Aivars Terekhov felt no horror. He felt only exultation and vengeful satisfaction. The Desforge -class destroyer had been no more than an irritant. A distraction. A foe which was too unimportant to worry about taking intact. The cruiser was the target he wanted-the flagship, where the senior officers and relevant data the cold-blooded professional in him needed to capture would be found. And he was glad it was so, for it was also the cruiser-the Mars -class cruiser-the avenger within him needed to crush. There must be nothing to distract him from Anhur , and so he and Kaplan had planned the destroyer's total destruction to clear the path to her.

Hexapuma settled on her new heading, her bow directly towards Anhur . Not so many years ago it would have been a suicidal position, exposing the wide-open throat of her wedge to any weapon her enemy might fire. But Hexapuma possessed a bow wall even tougher than the conventional sidewalls covering her flanks, and Anhur didn't.

There were ports in Hexapuma's bow wall for the two massive grasers and three lasers she mounted as chase weapons. Like her broadside energy mounts, they were heavier than most battlecruisers had carried at the beginning of the Havenite Wars. In fact, they'd been scaled up even more than her broadside weapons, because they were no longer required to share space with missile tubes now that the RMN's broadside tubes had acquired the ability to fire radically off-bore, and the Manticoran cruiser's fire control had Anhur in a lock of iron. It took Hexapuma another twenty-seven seconds to reverse her heading-twenty-seven seconds in which the missiles which doomed Bogey Two were sent hurtling through space and the bogeys' overtake velocity closed the range between them by 54,362 kilometers.

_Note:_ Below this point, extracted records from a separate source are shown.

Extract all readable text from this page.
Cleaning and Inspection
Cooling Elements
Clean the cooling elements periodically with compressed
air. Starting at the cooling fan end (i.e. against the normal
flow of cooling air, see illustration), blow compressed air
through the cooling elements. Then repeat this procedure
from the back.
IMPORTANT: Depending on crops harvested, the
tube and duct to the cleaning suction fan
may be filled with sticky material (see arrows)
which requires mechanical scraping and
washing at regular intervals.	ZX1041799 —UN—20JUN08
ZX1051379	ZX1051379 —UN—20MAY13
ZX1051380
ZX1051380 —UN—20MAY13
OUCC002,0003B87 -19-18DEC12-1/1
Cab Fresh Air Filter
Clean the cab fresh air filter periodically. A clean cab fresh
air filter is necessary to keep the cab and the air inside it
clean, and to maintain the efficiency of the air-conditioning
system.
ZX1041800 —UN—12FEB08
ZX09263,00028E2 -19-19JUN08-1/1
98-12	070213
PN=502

Then Terekhov's ship settled on her new heading at maximum military power. She decelerated towards Anhur at seven hundred and twenty gravities even as Bogey One continued to decelerate towards her at 531 g , and that, too, was something Hexapuma wasn't supposed to be able to do. The single enormous tactical drawback to the new bow wall technology was that an impeller wedge had to be open at both ends to function. When the RMN had introduced the new system, it had accepted that ships with raised bow walls would be unable to accelerate and had been happy to do it, given the fact that, for the first time in history, an impeller-drive ship would be protected against the deadly "down the throat" rake which was every tactician's dream.